The buying, sending, and receiving of Christmas cards are things that we now take for granted, but they are unquestionably a fairly up-to-date inclusion in the whole Christmas tradition. So before you start to complain about the whole of them you have to buy, and the costs involved in posting them to all of your friends and family, just take a few minutes out to discover a bit more about this fun way of holding in contact.
The first Christmas card to be sent wasn't done so for the same reasons as we would send them today. In modern society we send them as a way to let people know that we're mental of them over the holiday period, or as a way of saying 'thanks' from a company to its customers, or as a way to perceive people once a year and write a huge shape of what's been happening to the house over the year.
The first Christmas card was sent in England in 1843. Sir Henry Cole wanted to show his friends the kind of things that the poor had to put up with over the Christmas period, possibly as a way of getting them to help out, or, more likely, as a way of pointing out the way that Christmas can give a slight bit of hope to those who have none, for at least one day of the year.
This first Christmas card that spawned a multi-million dollar manufactures was painted by John Calcott Horsley and featured a happy house as well as people helping out the poor and needy, and, quite controversially, especially by modern standards, included two children 'drinking'; it plainly read "A Merry Christmas and a Happy New Year to you."
Few early English Christmas cards featured the type of religious or wintery themes that we often associate with them. In fact, a lot of the wintery scenes became fairly unseasonal and it's only now that a lot of countries in the Northern Hemisphere have started to get white Christmases again.
The Christmas card tradition had been going for a full thirty years before a German immigrant sold his first selection of Christmas cards made in America. Within six years Louis Prang had taken this idea and turned it into a company that was producing over five million Christmas cards per year. Unfortunately, in an ironically modern twist, cheap imitations of his Christmas cards eventually forced him out of the market.
The first 'official' Christmas card i.e. Those sent by members of office, was sent in the 1840's by Queen Victoria, who started off a great many of the Christmas traditions that are still going today.

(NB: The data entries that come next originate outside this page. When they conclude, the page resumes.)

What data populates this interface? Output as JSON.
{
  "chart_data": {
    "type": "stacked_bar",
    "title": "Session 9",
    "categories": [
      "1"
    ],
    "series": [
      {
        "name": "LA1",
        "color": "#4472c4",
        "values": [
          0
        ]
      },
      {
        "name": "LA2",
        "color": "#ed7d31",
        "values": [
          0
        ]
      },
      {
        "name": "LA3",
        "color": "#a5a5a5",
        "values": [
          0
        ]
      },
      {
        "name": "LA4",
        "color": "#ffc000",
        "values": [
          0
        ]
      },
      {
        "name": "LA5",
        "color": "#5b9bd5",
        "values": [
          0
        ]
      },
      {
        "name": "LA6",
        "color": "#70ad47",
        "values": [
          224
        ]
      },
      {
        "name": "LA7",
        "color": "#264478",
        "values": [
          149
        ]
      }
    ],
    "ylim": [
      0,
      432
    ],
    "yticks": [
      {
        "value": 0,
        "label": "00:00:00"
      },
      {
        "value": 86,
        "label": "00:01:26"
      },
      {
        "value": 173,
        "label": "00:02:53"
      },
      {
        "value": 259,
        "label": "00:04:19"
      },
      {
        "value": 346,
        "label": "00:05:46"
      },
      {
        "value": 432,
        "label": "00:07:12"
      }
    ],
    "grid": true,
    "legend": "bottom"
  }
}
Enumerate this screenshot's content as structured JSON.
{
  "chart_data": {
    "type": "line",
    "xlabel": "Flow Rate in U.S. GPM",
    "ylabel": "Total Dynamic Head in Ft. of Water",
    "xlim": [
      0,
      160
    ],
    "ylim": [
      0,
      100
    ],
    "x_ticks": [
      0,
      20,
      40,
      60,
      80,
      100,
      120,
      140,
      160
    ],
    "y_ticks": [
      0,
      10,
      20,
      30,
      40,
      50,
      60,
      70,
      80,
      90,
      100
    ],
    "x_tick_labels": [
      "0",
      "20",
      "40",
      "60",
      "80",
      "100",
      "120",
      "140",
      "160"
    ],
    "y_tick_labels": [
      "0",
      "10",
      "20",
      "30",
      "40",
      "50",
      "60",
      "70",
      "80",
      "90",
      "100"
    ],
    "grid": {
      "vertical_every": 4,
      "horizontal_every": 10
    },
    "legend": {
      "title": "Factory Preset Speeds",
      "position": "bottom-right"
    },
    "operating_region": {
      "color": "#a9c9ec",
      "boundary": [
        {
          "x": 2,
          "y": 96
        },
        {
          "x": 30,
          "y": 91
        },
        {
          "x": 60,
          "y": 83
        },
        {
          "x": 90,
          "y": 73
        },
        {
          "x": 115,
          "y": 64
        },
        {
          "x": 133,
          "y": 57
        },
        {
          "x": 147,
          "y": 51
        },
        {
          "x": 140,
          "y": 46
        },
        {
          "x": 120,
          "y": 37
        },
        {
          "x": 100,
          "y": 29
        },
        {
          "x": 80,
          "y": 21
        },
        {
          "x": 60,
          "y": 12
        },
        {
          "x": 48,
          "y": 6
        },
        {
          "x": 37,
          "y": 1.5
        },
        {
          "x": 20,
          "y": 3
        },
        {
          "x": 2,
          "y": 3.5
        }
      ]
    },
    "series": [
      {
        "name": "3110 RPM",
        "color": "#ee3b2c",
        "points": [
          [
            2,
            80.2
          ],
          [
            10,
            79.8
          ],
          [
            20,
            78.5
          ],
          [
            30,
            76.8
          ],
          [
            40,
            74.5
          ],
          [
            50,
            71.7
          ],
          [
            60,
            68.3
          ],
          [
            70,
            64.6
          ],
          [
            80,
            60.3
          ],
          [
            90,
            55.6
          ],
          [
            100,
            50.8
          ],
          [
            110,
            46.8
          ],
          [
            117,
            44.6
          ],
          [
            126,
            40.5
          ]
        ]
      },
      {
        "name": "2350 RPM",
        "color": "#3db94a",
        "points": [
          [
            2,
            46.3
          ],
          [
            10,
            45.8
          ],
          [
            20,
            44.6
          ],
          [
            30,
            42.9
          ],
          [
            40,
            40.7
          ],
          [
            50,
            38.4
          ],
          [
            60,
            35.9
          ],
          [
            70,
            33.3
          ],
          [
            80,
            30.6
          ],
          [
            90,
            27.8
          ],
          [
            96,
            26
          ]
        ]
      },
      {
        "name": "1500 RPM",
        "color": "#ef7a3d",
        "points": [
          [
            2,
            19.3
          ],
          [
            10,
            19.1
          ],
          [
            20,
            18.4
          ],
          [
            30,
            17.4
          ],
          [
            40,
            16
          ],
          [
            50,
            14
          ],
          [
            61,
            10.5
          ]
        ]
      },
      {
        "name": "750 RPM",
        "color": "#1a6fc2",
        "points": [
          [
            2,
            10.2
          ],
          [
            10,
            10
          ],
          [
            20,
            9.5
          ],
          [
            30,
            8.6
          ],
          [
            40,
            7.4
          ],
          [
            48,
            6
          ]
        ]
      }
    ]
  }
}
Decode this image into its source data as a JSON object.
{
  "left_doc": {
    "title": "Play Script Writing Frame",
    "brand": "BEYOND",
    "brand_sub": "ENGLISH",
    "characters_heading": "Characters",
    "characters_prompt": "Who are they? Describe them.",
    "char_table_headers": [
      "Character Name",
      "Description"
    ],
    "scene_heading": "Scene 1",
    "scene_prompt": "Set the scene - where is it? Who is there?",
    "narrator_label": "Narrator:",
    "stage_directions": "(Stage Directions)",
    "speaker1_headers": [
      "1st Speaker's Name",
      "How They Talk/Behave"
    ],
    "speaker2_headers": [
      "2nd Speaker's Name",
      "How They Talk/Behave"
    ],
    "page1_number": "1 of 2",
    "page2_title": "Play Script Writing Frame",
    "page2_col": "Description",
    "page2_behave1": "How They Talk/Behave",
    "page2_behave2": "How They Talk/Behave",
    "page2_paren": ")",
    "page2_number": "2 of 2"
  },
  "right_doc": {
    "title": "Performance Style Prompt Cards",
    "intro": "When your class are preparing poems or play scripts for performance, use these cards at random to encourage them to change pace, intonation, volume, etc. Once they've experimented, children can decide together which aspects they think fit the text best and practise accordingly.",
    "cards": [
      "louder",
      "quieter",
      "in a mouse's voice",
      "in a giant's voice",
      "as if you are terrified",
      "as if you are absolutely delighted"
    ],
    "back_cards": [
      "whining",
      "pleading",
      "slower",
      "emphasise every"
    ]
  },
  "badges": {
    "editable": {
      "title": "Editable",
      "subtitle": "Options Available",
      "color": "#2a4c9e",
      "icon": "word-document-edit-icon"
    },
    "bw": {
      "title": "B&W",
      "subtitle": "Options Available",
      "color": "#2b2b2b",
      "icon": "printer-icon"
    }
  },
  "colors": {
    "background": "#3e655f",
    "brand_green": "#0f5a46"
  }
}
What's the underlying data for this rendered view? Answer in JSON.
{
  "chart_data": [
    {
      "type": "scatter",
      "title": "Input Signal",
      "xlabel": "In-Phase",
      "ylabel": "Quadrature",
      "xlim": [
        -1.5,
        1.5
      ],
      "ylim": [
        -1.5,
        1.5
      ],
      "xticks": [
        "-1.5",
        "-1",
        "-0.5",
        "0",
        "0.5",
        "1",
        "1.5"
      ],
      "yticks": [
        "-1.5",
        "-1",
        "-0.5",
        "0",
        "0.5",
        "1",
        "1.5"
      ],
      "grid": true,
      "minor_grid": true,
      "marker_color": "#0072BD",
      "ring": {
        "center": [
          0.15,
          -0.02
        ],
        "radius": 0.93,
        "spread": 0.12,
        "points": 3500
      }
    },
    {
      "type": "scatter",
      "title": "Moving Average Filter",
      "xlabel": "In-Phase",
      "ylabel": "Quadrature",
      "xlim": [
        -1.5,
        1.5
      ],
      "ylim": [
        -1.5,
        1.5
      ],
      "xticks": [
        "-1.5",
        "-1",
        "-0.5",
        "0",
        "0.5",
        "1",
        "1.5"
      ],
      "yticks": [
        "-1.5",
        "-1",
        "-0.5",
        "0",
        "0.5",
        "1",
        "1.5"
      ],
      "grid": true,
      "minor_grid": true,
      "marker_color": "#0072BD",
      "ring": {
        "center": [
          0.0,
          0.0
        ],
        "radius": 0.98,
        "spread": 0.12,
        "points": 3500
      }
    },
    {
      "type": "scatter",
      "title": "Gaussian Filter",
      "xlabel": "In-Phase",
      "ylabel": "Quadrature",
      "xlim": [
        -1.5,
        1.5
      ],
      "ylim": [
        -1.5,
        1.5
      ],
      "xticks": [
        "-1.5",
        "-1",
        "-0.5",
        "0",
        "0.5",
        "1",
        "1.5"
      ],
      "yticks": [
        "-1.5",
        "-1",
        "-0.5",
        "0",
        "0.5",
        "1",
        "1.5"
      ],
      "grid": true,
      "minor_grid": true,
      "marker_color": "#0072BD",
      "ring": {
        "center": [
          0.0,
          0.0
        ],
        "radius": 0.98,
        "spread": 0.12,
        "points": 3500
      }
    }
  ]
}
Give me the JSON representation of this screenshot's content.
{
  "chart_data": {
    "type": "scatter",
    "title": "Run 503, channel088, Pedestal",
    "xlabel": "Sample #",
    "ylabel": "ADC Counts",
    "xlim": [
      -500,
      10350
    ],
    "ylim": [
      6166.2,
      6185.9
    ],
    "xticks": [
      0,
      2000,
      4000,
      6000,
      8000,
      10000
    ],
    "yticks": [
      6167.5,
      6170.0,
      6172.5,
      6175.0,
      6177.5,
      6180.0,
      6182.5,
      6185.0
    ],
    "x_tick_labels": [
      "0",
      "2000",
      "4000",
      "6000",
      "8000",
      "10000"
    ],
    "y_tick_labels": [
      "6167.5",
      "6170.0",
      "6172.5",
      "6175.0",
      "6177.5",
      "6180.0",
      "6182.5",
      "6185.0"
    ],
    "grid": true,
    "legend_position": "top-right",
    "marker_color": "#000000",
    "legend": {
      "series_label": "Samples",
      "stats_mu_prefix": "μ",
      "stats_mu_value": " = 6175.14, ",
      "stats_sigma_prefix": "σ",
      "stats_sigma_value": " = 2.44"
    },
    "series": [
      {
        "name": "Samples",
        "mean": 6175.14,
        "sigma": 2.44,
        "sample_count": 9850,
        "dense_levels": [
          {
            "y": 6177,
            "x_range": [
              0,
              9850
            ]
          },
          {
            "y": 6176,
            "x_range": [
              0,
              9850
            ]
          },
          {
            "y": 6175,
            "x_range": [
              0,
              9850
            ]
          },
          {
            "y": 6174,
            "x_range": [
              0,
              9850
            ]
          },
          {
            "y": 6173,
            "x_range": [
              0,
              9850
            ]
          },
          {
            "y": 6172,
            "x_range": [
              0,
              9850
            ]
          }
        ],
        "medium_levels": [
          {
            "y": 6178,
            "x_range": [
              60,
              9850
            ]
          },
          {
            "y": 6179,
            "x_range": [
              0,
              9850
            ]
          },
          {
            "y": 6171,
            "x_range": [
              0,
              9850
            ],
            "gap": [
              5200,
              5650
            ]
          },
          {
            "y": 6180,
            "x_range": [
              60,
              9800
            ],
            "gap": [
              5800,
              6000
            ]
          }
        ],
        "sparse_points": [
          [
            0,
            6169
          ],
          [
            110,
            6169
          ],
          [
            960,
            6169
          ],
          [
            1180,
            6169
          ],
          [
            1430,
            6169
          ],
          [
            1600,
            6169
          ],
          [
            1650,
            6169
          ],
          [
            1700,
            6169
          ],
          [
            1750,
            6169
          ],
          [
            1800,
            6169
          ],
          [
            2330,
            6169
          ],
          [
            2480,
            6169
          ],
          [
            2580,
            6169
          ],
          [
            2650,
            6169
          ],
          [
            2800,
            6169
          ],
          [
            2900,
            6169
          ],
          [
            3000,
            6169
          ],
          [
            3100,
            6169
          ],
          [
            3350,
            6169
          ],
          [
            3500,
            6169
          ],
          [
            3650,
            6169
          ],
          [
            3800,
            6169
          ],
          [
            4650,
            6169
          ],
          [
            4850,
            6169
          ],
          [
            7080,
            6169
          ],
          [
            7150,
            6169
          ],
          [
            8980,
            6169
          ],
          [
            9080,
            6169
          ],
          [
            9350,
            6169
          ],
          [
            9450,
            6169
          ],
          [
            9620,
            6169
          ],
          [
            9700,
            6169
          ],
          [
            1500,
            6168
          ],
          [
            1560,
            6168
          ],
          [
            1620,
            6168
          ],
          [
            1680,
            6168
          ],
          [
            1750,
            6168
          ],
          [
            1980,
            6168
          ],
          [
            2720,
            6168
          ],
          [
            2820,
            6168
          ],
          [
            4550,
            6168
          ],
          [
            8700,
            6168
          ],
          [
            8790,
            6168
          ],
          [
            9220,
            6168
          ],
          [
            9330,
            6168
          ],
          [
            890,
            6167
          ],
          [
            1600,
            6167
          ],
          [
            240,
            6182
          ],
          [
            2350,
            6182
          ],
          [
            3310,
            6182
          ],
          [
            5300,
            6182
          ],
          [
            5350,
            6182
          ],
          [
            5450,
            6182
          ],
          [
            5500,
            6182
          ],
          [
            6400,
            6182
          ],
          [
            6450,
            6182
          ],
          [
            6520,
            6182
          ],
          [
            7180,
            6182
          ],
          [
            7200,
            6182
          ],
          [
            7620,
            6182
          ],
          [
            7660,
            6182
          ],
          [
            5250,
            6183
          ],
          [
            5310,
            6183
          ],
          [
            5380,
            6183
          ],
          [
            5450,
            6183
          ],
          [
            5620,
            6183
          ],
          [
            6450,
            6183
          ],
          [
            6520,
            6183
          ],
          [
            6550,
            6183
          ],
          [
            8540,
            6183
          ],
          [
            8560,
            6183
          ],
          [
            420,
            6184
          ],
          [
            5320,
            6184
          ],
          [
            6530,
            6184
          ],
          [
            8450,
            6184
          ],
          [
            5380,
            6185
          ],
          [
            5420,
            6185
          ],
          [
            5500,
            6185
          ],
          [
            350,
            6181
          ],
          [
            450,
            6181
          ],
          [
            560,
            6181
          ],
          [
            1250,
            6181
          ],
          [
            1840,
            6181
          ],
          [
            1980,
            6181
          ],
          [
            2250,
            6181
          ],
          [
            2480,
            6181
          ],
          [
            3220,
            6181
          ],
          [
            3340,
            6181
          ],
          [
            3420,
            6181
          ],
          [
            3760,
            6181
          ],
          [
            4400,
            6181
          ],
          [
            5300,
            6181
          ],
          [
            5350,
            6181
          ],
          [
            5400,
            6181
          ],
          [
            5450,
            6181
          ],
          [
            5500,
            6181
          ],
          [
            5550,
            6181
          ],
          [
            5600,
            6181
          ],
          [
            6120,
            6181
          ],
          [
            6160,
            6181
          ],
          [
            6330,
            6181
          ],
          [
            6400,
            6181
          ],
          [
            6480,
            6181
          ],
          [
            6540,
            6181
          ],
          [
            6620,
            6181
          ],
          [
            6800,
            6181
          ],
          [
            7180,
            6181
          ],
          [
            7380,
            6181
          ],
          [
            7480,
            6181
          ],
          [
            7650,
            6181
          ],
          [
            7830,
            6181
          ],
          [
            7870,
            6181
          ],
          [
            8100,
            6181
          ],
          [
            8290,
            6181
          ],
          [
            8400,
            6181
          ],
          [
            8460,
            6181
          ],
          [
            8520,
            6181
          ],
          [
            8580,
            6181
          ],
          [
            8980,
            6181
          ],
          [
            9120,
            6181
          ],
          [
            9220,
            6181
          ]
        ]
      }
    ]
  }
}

Christmas cards have gone through a whole of changes in the years since then. You can now get them in all sorts of sizes and shapes. They have a vast array of pictures; after all, people in the Southern Hemisphere are far less likely to recognize with a white Christmas when they're out on the beaches on Christmas Day.
The messages in the cards have changed as a growing whole of people determine to wish people 'Happy Holidays' as opposed to the more primary 'Merry Christmas', and you can all the time get them blank and add your own messages.
The cards can be serious, humorous, or have music playing when you open them, and some even have very slight in the way that would tell you what time of the year it was.
The types of paper used, and the costs of them, have changed a lot over the years too. Now you can send cards that have no paper in them at all, the birth of the internet also brought the rise of the eCard. The eCard is great if you haven't sent a primary Christmas card in time, and they can be far more interactive, but they tend to be very difficult to hang on the wall.
So what of the future? The whole of primary Christmas cards being sent seems to have been on the decrease, but for fans of the traditional, it will probably be a very long time before they've been replaced completely.
Now, before it gets too late, make sure you've checked your list and sent off all of your Christmas Cards.